Wir mussten eigentlich jetzt sofort los. Die Sonne ging zwar bereits unter, aber wir durften keine Zeit verlieren. Wir durften nicht zulassen, dass noch irgendjemand verletzt wurde.

„Was haben wir damit zu tun?", fragte Henry verwirrt.

„In der Prophezeiung sind nicht wir gemeint. Also nicht die Familie Nox und Familie McAlistair, denn wir sind eine Familie. Avas Familie, um genau zu sein. Philipp Nox und George McAlistair waren Brüder, keine Cousins oder so. Nox und Alistair waren die Namen, mit denen sie hier in Lavandia angesprochen wurden. In der Welt der Menschen, haben sie sich Philipp und George genannt, weil das die Namen waren, die ihre Mutter ihnen gegeben hat", erklärte ich.

„Aber in unseren Geschichtsbüchern steht, dass es Cousins waren..."

„Sie haben ihren Verwandtschaftsgrad nie erläutert oder erwähnt. Geschichtsschreiber haben es irgendwann einfach übernommen und als Fakt dargestellt und über die Zeit, haben selbst unsere Familien es nicht hinterfragt", sprach ich weiter und Henry nickte leicht.

„Okay... aber wenn nicht unsere Familien gemeint sind, welche Familien sind es dann?"

„Königin Ava war die Großmutter von George und Philipp, demzufolge teilen die Nox und die McAlistair eine Linie. Wir sind die eine Familie. Und dann gibt es noch eine zweite Königsfamilie..."

„Eine zweite Königsfamilie? Wo?", unterbrach Henry mich verwirrt und ich seufzte.

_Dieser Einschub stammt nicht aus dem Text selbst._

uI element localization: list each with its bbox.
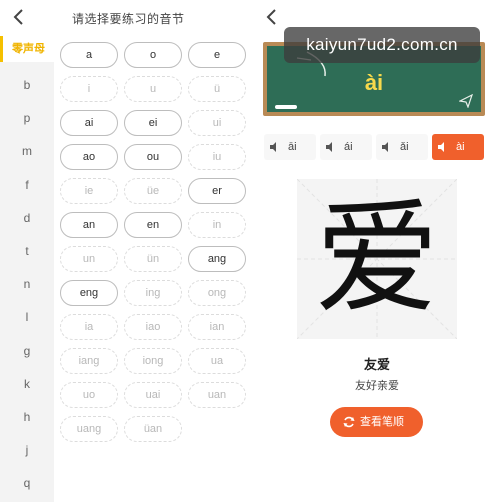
sidebar-item-d[interactable]: d [0, 205, 54, 231]
syllable-selector-panel: 请选择要练习的音节 零声母 b p m f d t n l g k h j q a o e i u ü ai ei ui a… [0, 0, 252, 502]
tone-label: ài [456, 141, 465, 153]
syllable-i: i [60, 76, 118, 102]
speaker-icon [270, 142, 276, 152]
syllable-ua: ua [188, 348, 246, 374]
chalk-icon [275, 105, 297, 109]
syllable-o[interactable]: o [124, 42, 182, 68]
syllable-ün: ün [124, 246, 182, 272]
stroke-button-label: 查看笔顺 [360, 416, 404, 428]
sidebar-item-n[interactable]: n [0, 271, 54, 297]
syllable-ang[interactable]: ang [188, 246, 246, 272]
syllable-uang: uang [60, 416, 118, 442]
syllable-an[interactable]: an [60, 212, 118, 238]
syllable-ü: ü [188, 76, 246, 102]
syllable-ing: ing [124, 280, 182, 306]
syllable-ui: ui [188, 110, 246, 136]
syllable-er[interactable]: er [188, 178, 246, 204]
syllable-ian: ian [188, 314, 246, 340]
syllable-iu: iu [188, 144, 246, 170]
sidebar-item-b[interactable]: b [0, 72, 54, 98]
tone-label: āi [288, 141, 297, 153]
syllable-en[interactable]: en [124, 212, 182, 238]
syllable-ong: ong [188, 280, 246, 306]
paper-plane-icon [459, 94, 473, 108]
speaker-icon [438, 142, 444, 152]
watermark: kaiyun7ud2.com.cn [284, 27, 480, 63]
syllable-eng[interactable]: eng [60, 280, 118, 306]
syllable-iang: iang [60, 348, 118, 374]
syllable-uan: uan [188, 382, 246, 408]
tone-button-4[interactable]: ài [432, 134, 484, 160]
syllable-ie: ie [60, 178, 118, 204]
chinese-character: 爱 [314, 187, 439, 331]
syllable-üe: üe [124, 178, 182, 204]
speaker-icon [326, 142, 332, 152]
sidebar-item-g[interactable]: g [0, 338, 54, 364]
syllable-ao[interactable]: ao [60, 144, 118, 170]
tone-button-3[interactable]: ǎi [376, 134, 428, 160]
syllable-ai[interactable]: ai [60, 110, 118, 136]
sidebar-item-k[interactable]: k [0, 371, 54, 397]
tone-button-2[interactable]: ái [320, 134, 372, 160]
syllable-üan: üan [124, 416, 182, 442]
tone-label: ái [344, 141, 353, 153]
example-phrase: 友好亲爱 [355, 380, 399, 392]
back-arrow-icon[interactable] [261, 6, 283, 28]
page-title: 请选择要练习的音节 [72, 12, 185, 26]
sidebar-item-m[interactable]: m [0, 138, 54, 164]
sidebar-item-j[interactable]: j [0, 437, 54, 463]
tone-button-1[interactable]: āi [264, 134, 316, 160]
syllable-e[interactable]: e [188, 42, 246, 68]
syllable-iao: iao [124, 314, 182, 340]
syllable-uo: uo [60, 382, 118, 408]
syllable-ei[interactable]: ei [124, 110, 182, 136]
sidebar-item-p[interactable]: p [0, 105, 54, 131]
sidebar-item-q[interactable]: q [0, 470, 54, 496]
sidebar-item-l[interactable]: l [0, 304, 54, 330]
tone-label: ǎi [400, 141, 409, 153]
syllable-ou[interactable]: ou [124, 144, 182, 170]
syllable-uai: uai [124, 382, 182, 408]
syllable-un: un [60, 246, 118, 272]
sidebar-item-f[interactable]: f [0, 172, 54, 198]
view-stroke-order-button[interactable]: 查看笔顺 [330, 407, 423, 437]
syllable-in: in [188, 212, 246, 238]
speaker-icon [382, 142, 388, 152]
sidebar-item-h[interactable]: h [0, 404, 54, 430]
example-word: 友爱 [363, 357, 390, 372]
back-arrow-icon[interactable] [8, 6, 30, 28]
refresh-icon [343, 416, 355, 428]
sidebar-item-zero-initial[interactable]: 零声母 [0, 36, 54, 62]
initials-sidebar: 零声母 b p m f d t n l g k h j q [0, 36, 54, 502]
syllable-u: u [124, 76, 182, 102]
syllable-a[interactable]: a [60, 42, 118, 68]
syllable-ia: ia [60, 314, 118, 340]
sidebar-item-t[interactable]: t [0, 238, 54, 264]
board-pinyin: ài [364, 70, 384, 95]
syllable-iong: iong [124, 348, 182, 374]
character-card[interactable]: 爱 [297, 179, 457, 339]
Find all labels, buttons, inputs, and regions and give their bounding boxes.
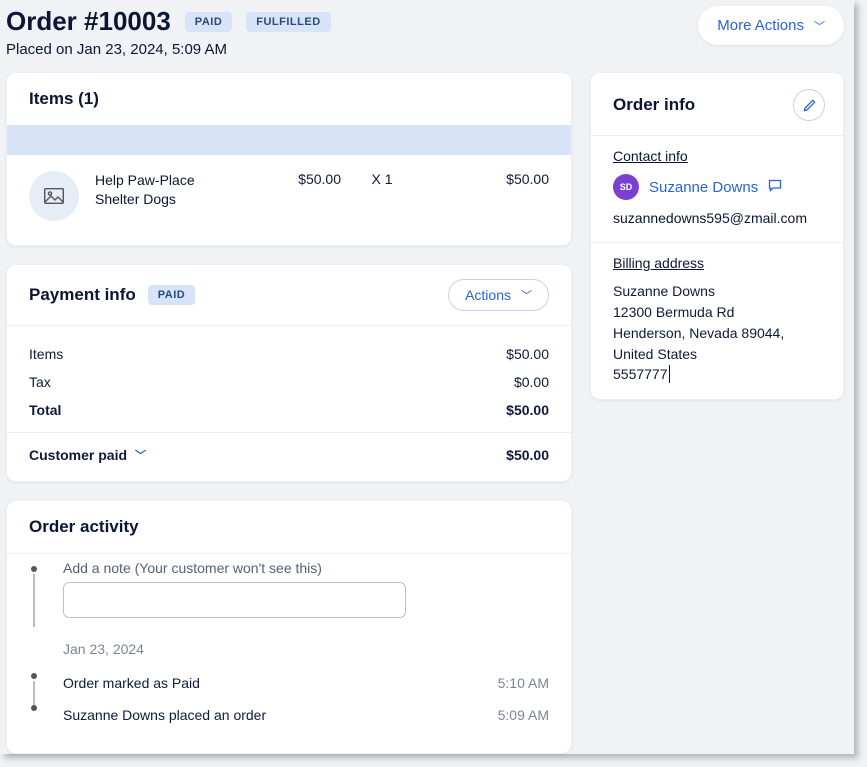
item-name: Help Paw-Place Shelter Dogs (95, 171, 225, 209)
activity-title: Order activity (7, 501, 571, 553)
order-info-title: Order info (613, 95, 695, 115)
customer-paid-value: $50.00 (506, 447, 549, 463)
placed-on-text: Placed on Jan 23, 2024, 5:09 AM (6, 41, 331, 58)
chat-icon[interactable] (768, 179, 782, 195)
order-title: Order #10003 (6, 6, 171, 37)
activity-event-time: 5:10 AM (498, 675, 549, 691)
image-icon (44, 188, 64, 204)
timeline-dot (31, 673, 37, 679)
item-line-total: $50.00 (423, 171, 549, 187)
payment-tax-value: $0.00 (514, 374, 549, 390)
billing-address-heading: Billing address (613, 255, 704, 271)
timeline-line (33, 574, 35, 627)
item-row[interactable]: Help Paw-Place Shelter Dogs $50.00 X 1 $… (7, 155, 571, 245)
billing-city: Henderson, Nevada 89044, United States (613, 323, 823, 365)
paid-badge: PAID (185, 12, 232, 32)
chevron-down-icon: ﹀ (814, 18, 825, 34)
pencil-icon (802, 98, 817, 113)
chevron-down-icon: ﹀ (521, 287, 532, 303)
payment-actions-button[interactable]: Actions ﹀ (448, 279, 549, 311)
contact-name-link[interactable]: Suzanne Downs (649, 179, 758, 196)
payment-card: Payment info PAID Actions ﹀ Items $50.00… (6, 264, 572, 482)
activity-event-text: Order marked as Paid (63, 675, 200, 691)
items-selection-bar (7, 125, 571, 155)
payment-items-label: Items (29, 346, 63, 362)
payment-total-value: $50.00 (506, 402, 549, 418)
timeline-dot (31, 705, 37, 711)
items-card: Items (1) Help Paw-Place Shelter Dogs $5… (6, 72, 572, 246)
billing-street: 12300 Bermuda Rd (613, 302, 823, 323)
more-actions-button[interactable]: More Actions ﹀ (698, 6, 844, 45)
items-card-title: Items (1) (7, 73, 571, 125)
billing-phone: 5557777 (613, 365, 670, 383)
item-thumbnail (29, 171, 79, 221)
customer-paid-label: Customer paid (29, 447, 127, 463)
fulfilled-badge: FULFILLED (246, 12, 330, 32)
add-note-input[interactable] (63, 582, 406, 618)
payment-actions-label: Actions (465, 287, 511, 303)
billing-name: Suzanne Downs (613, 281, 823, 302)
item-qty: X 1 (357, 171, 407, 187)
payment-paid-badge: PAID (148, 285, 195, 305)
contact-info-heading: Contact info (613, 148, 688, 164)
contact-email: suzannedowns595@zmail.com (613, 210, 823, 226)
add-note-label: Add a note (Your customer won't see this… (63, 560, 549, 576)
payment-tax-label: Tax (29, 374, 51, 390)
payment-items-value: $50.00 (506, 346, 549, 362)
timeline-dot (31, 566, 37, 572)
activity-date: Jan 23, 2024 (29, 621, 549, 667)
activity-card: Order activity Add a note (Your customer… (6, 500, 572, 754)
item-unit-price: $50.00 (241, 171, 341, 187)
payment-title: Payment info (29, 285, 136, 305)
activity-event-time: 5:09 AM (498, 707, 549, 723)
order-header: Order #10003 PAID FULFILLED Placed on Ja… (6, 0, 844, 72)
payment-total-label: Total (29, 402, 61, 418)
avatar: SD (613, 174, 639, 200)
activity-event-text: Suzanne Downs placed an order (63, 707, 266, 723)
chevron-down-icon: ﹀ (135, 447, 146, 463)
order-info-card: Order info Contact info SD Suzanne Downs (590, 72, 844, 400)
customer-paid-toggle[interactable]: Customer paid ﹀ (29, 447, 146, 463)
more-actions-label: More Actions (717, 17, 804, 34)
edit-order-info-button[interactable] (793, 89, 825, 121)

„Eine selbsternannte Königsfamilie. Die Elfen der Dracheninseln. Angefangen als Gruppe von verbannten Elfen und Elfen, die nicht mit Ava als Königin einverstanden waren. Die Königin der Dracheninseln war Hana, eine Elfenmagierin und sie hegte einen sehr großen Groll gegen uns Hütern, weil George' Sohn ihren Sohn getötet hat. Es war ein Unfall und er wollte es ganz sicher nicht, aber Hana konnte ihm und den Hütern das nie verzeihen", erklärte ich.

„Und während wir einfach weitergemacht haben und auch nie Verantwortung für den Tod von Hanas Sohn übernommen haben, haben die Elfen der Dracheninseln sich in ihrer Wut und den Schmerz verloren!"

Henry sah mich an und in seinem Gesicht zeichneten sich sehr viele Fragen ab.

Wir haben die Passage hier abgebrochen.